Ayant accès à la correspondance de Maurice Blanchot (pour son travail d’éditeur), Richard Millet dit dans son récit Place des Pensées (Gallimard, 2007) que le courrier manuscrit est « le surgissement de l’autre dans l’attente, dans le différé (et la différence) de sa parole, de son altérité scripturaire » ; c’est une grâce, dit-il ; la correspondance est une grâce « pour qui vit dans la solitude contemporaine, s’insurgeant contre le fantasme néototalitaire de la communication globalisante, de la transparence, du refus du silence, du secret, du retrait, de la nuit. »
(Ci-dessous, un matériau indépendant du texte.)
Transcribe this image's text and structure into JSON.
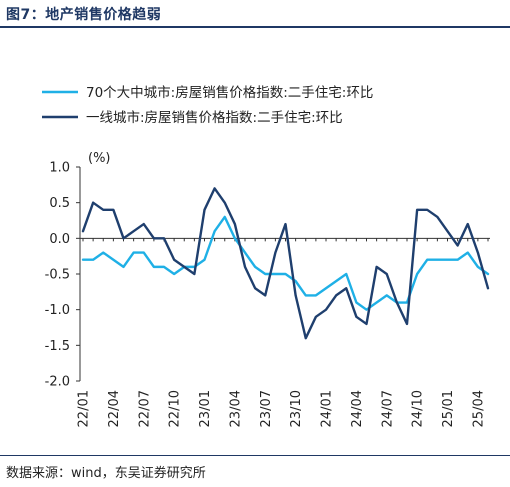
{
  "figure": {
    "title": "图7：地产销售价格趋弱",
    "source": "数据来源：wind，东吴证券研究所"
  },
  "chart_data": {
    "type": "line",
    "unit": "(%)",
    "ylim": [
      -2.0,
      1.0
    ],
    "yticks": [
      "1.0",
      "0.5",
      "0.0",
      "-0.5",
      "-1.0",
      "-1.5",
      "-2.0"
    ],
    "ytick_values": [
      1.0,
      0.5,
      0.0,
      -0.5,
      -1.0,
      -1.5,
      -2.0
    ],
    "xtick_labels": [
      "22/01",
      "22/04",
      "22/07",
      "22/10",
      "23/01",
      "23/04",
      "23/07",
      "23/10",
      "24/01",
      "24/04",
      "24/07",
      "24/10",
      "25/01",
      "25/04"
    ],
    "grid": false,
    "legend_position": "top",
    "x": [
      "22/01",
      "22/02",
      "22/03",
      "22/04",
      "22/05",
      "22/06",
      "22/07",
      "22/08",
      "22/09",
      "22/10",
      "22/11",
      "22/12",
      "23/01",
      "23/02",
      "23/03",
      "23/04",
      "23/05",
      "23/06",
      "23/07",
      "23/08",
      "23/09",
      "23/10",
      "23/11",
      "23/12",
      "24/01",
      "24/02",
      "24/03",
      "24/04",
      "24/05",
      "24/06",
      "24/07",
      "24/08",
      "24/09",
      "24/10",
      "24/11",
      "24/12",
      "25/01",
      "25/02",
      "25/03",
      "25/04",
      "25/05"
    ],
    "series": [
      {
        "name": "70个大中城市:房屋销售价格指数:二手住宅:环比",
        "color": "#1fb0e6",
        "values": [
          -0.3,
          -0.3,
          -0.2,
          -0.3,
          -0.4,
          -0.2,
          -0.2,
          -0.4,
          -0.4,
          -0.5,
          -0.4,
          -0.4,
          -0.3,
          0.1,
          0.3,
          0.0,
          -0.2,
          -0.4,
          -0.5,
          -0.5,
          -0.5,
          -0.6,
          -0.8,
          -0.8,
          -0.7,
          -0.6,
          -0.5,
          -0.9,
          -1.0,
          -0.9,
          -0.8,
          -0.9,
          -0.9,
          -0.5,
          -0.3,
          -0.3,
          -0.3,
          -0.3,
          -0.2,
          -0.4,
          -0.5
        ]
      },
      {
        "name": "一线城市:房屋销售价格指数:二手住宅:环比",
        "color": "#1f3f6e",
        "values": [
          0.1,
          0.5,
          0.4,
          0.4,
          0.0,
          0.1,
          0.2,
          0.0,
          0.0,
          -0.3,
          -0.4,
          -0.5,
          0.4,
          0.7,
          0.5,
          0.2,
          -0.4,
          -0.7,
          -0.8,
          -0.2,
          0.2,
          -0.8,
          -1.4,
          -1.1,
          -1.0,
          -0.8,
          -0.7,
          -1.1,
          -1.2,
          -0.4,
          -0.5,
          -0.9,
          -1.2,
          0.4,
          0.4,
          0.3,
          0.1,
          -0.1,
          0.2,
          -0.2,
          -0.7
        ]
      }
    ]
  }
}
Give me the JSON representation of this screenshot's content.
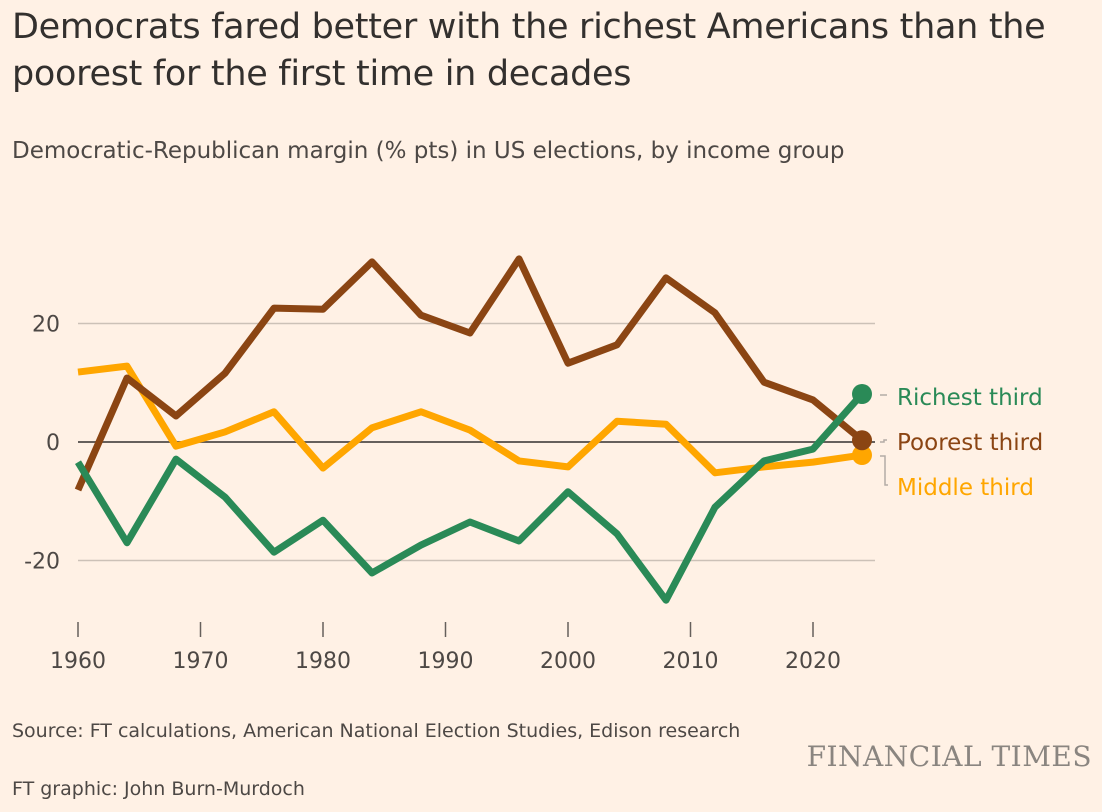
{
  "title": "Democrats fared better with the richest Americans than the poorest for the first time in decades",
  "subtitle": "Democratic-Republican margin (% pts) in US elections, by income group",
  "source": "Source: FT calculations, American National Election Studies, Edison research",
  "credit": "FT graphic: John Burn-Murdoch",
  "logo": "FINANCIAL TIMES",
  "chart_data": {
    "type": "line",
    "title": "Democrats fared better with the richest Americans than the poorest for the first time in decades",
    "ylabel": "Democratic-Republican margin (% pts)",
    "xlabel": "",
    "x": [
      1960,
      1964,
      1968,
      1972,
      1976,
      1980,
      1984,
      1988,
      1992,
      1996,
      2000,
      2004,
      2008,
      2012,
      2016,
      2020,
      2024
    ],
    "xlim": [
      1960,
      2025
    ],
    "ylim": [
      -31,
      34
    ],
    "xticks": [
      "1960",
      "1970",
      "1980",
      "1990",
      "2000",
      "2010",
      "2020"
    ],
    "yticks": [
      "20",
      "0",
      "-20"
    ],
    "grid": true,
    "legend": "direct labels at line ends (right)",
    "series": [
      {
        "name": "Middle third",
        "color": "#ffa600",
        "values": [
          11.8,
          12.8,
          -0.7,
          1.7,
          5.1,
          -4.4,
          2.4,
          5.1,
          2.0,
          -3.2,
          -4.2,
          3.5,
          3.0,
          -5.2,
          -4.2,
          -3.4,
          -2.2
        ]
      },
      {
        "name": "Poorest third",
        "color": "#8b4513",
        "values": [
          -8.1,
          10.8,
          4.4,
          11.6,
          22.6,
          22.4,
          30.4,
          21.4,
          18.4,
          30.9,
          13.3,
          16.4,
          27.7,
          21.8,
          10.1,
          7.1,
          0.3
        ]
      },
      {
        "name": "Richest third",
        "color": "#2a8a57",
        "values": [
          -3.4,
          -17.0,
          -2.9,
          -9.3,
          -18.6,
          -13.2,
          -22.1,
          -17.4,
          -13.5,
          -16.7,
          -8.4,
          -15.5,
          -26.7,
          -11.0,
          -3.2,
          -1.2,
          8.1
        ]
      }
    ]
  }
}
Avec Colonne, Adrien Bosc clôt avec élégance sa trilogie de non-fiction, commencée avec Constellation et poursuivie quelques années plus tard avec Capitaine. Il explore, récit après récit, les communautés provisoires, en marge de l’histoire notamment : dans l’avion Constellation, avec à son bord trente-sept passagers dont Marcel Cerdan et Ginette Neveu, ou dans un navire conduisant notamment Breton et Lévi-Strauss aux États-Unis pendant la Seconde Guerre mondiale. C’est encore dans le sillage de la guerre que se forme ici une communauté éphémère et disparate : c’est la colonne Durruti, rassemblant pour beaucoup des anarchistes de tous pays, au commencement de la guerre d’Espagne en août 1936.